O tratamento consiste em metilprednisolona 500 a 1000 mg/dia por três a cinco dias seguida de alta dose de corticoide oral (1 mg/kg/dia até o máximo de 80 mg/dia de prednisona ou equivalente, segundo ACR, ou 40 a 60 mg/dia, segundo EULAR).
Uma revisão cita que o tempo de início da terapia pode ser mais importante do que a via de administração para prevenção de futuros eventos isquêmicos graves [7].
Como tratar os casos sem remissão?
A abordagem de pacientes sem remissão ou com recorrência é semelhante nos dois grupos de pacientes discutidos anteriormente. Sugere-se adicionar um imunossupressor ao glicocorticoide. As opções são tocilizumabe, metotrexato e abatacepte.
A exceção a essa regra é a recidiva com polimialgia reumática que pode ser controlada apenas com o aumento da dose de glicocorticoides [3].

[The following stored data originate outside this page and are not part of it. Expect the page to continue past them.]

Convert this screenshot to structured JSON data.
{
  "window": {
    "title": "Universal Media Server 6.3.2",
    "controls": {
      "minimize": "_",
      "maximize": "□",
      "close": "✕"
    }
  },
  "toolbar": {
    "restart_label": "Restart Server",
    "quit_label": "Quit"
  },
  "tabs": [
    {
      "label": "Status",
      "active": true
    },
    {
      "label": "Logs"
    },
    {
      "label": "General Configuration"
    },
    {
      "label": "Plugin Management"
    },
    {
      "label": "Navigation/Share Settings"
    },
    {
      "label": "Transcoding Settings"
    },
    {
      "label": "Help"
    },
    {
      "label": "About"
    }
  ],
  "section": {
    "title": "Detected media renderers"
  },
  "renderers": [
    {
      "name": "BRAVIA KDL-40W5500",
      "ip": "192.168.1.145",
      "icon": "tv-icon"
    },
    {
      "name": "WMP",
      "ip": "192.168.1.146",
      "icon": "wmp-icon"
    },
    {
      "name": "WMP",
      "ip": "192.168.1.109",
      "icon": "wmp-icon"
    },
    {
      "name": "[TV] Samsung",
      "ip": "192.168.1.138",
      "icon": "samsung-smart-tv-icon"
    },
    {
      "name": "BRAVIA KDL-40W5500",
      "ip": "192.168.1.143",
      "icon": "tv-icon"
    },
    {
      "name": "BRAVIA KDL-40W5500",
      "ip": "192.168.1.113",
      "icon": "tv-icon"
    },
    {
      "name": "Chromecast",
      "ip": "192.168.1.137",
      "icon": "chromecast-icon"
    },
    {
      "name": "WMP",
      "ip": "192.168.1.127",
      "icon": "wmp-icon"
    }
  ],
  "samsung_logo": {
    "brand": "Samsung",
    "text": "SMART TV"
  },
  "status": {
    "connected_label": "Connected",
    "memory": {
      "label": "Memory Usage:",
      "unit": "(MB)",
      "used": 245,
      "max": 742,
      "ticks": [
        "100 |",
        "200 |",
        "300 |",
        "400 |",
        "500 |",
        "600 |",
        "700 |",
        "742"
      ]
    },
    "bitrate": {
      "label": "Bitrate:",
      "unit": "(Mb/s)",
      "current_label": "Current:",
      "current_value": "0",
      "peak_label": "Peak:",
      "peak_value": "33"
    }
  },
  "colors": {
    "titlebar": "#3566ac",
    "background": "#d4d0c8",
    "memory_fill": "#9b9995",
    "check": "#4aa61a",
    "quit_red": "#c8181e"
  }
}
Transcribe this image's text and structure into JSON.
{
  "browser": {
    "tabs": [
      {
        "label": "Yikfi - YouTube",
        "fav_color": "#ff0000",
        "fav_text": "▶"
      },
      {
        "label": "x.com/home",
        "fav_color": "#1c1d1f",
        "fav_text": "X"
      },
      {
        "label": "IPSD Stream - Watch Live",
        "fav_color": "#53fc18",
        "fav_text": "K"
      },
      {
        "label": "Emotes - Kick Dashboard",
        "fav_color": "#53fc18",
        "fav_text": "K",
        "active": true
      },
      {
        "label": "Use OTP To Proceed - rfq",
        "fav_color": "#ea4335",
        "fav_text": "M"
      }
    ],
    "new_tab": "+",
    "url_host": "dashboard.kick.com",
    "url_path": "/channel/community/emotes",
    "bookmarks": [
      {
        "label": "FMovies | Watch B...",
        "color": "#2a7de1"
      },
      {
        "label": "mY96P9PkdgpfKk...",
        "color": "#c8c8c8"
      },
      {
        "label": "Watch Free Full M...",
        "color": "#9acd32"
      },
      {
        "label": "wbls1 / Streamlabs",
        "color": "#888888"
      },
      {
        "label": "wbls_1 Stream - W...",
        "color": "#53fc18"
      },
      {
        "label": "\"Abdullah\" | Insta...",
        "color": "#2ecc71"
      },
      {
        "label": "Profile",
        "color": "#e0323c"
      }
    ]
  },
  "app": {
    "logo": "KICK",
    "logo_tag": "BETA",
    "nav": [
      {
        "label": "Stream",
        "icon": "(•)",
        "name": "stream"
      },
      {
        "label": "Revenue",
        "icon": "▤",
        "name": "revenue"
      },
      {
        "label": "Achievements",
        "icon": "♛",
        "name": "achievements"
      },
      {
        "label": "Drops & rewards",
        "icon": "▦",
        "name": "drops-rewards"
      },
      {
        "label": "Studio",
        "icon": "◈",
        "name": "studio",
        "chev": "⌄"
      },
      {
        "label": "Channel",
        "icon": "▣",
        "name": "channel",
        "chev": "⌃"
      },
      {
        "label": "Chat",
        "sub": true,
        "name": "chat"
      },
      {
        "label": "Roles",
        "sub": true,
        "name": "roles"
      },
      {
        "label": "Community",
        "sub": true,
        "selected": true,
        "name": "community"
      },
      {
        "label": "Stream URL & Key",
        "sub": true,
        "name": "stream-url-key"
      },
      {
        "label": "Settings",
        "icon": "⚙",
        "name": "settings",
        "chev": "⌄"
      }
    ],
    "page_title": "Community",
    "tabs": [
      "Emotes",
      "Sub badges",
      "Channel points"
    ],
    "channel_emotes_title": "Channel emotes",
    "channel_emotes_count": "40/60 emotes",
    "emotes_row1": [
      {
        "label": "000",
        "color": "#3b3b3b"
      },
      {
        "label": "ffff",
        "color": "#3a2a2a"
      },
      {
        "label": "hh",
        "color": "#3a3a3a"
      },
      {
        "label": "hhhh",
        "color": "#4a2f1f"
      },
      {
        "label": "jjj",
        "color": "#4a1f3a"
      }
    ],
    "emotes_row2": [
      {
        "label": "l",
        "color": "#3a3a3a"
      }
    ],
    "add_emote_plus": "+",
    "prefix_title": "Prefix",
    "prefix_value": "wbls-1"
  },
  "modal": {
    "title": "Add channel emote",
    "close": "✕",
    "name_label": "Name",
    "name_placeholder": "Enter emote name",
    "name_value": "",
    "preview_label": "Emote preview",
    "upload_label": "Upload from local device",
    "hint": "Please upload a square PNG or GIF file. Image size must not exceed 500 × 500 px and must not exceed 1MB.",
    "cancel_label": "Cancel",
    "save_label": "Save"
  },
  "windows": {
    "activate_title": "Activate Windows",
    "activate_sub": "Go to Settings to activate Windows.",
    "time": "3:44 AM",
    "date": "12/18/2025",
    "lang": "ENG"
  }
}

Tocilizumabe é um anticorpo monoclonal que atua bloqueando os receptores de interleucina 6. Apesar de não ter estudos que comparem esta medicação ao metotrexato, o tocilizumabe tem melhor resposta para evitar uso prolongado de corticoide (“efeito poupador”) [4, 8].
Metotrexato pode ser considerado em pessoas com contraindicação ao tocilizumabe por infecções recorrentes, história de perfurações gastrointestinais ou diverticulite. Também é uma opção de menor custo.
Abatacepte é uma imunoglobulina do antígeno do linfócito T citotóxico (CTLA-4 Ig) que pode ser utilizado em casos de ausência de resposta com as opções anteriores [9].
Qual é o achado do estudo?
A biópsia da artéria temporal (BAT) é um dos critérios diagnósticos de ACG. Apesar da importância, há grande heterogeneidade na sensibilidade do exame [10, 11]. Acredita-se que o uso de corticoides antes da biópsia reduz a positividade dos achados anatomopatológicos.
O artigo, uma coorte retrospectiva canadense, avaliou o impacto do uso de corticoide na positividade da BAT [1]. O diagnóstico de ACG foi definido pela combinação de avaliação clínica, marcadores inflamatórios, BAT e imagem, sem aplicação de critérios diagnósticos.
Os pacientes foram estratificados pelo número de semanas de tratamento com corticoide antes da BAT e foram excluídos os indivíduos que fizeram biópsia após seis semanas.
O estudo incluiu 223 pacientes, destes 48 (21,5%) apresentaram BAT positiva. Do total da coorte, 118 (52,9%) indivíduos foram diagnosticados com ACG, incluindo todos os indivíduos com BAT positiva. Entre os 70 pacientes com BAT negativa, 36 (51,4%) foram diagnosticados por angiografia por ressonância magnética e 34 (48,6%) por critérios clínicos (veja mais no tópico Critérios de Classificação de Arterite de Células Gigantes)
Os indivíduos com BAT positiva apresentavam com mais frequência perda de visão, claudicação da mandíbula, sintomas constitucionais e elevação de VHS e/ou PCR.
Os testes aplicados demonstraram que a terapia com glicocorticoides não afetou a positividade da BAT durante, pelo menos, 6 semanas.
Existem limitações a este estudo. Não foi utilizado um algoritmo diagnóstico padronizado ou avaliação histológica padronizada da BAT, que pode ser afetada pelo uso de corticoide, mas que não afetaria necessariamente o diagnóstico clínico. Além disso, o tamanho da amostra, o agrupamento dos dados em 6 semanas e a natureza retrospectiva do estudo dificultam a generalização dos resultados, particularmente em uso mais prolongado de corticoide.
O ACR recomenda realização de BAT em até 14 dias após o início da corticoterapia. Para os autores, a recomendação é conservadora, já que a utilidade da BAT não é diminuída apesar do uso prévio de corticoide e não deve ser evitada pela possibilidade de falsos negativos.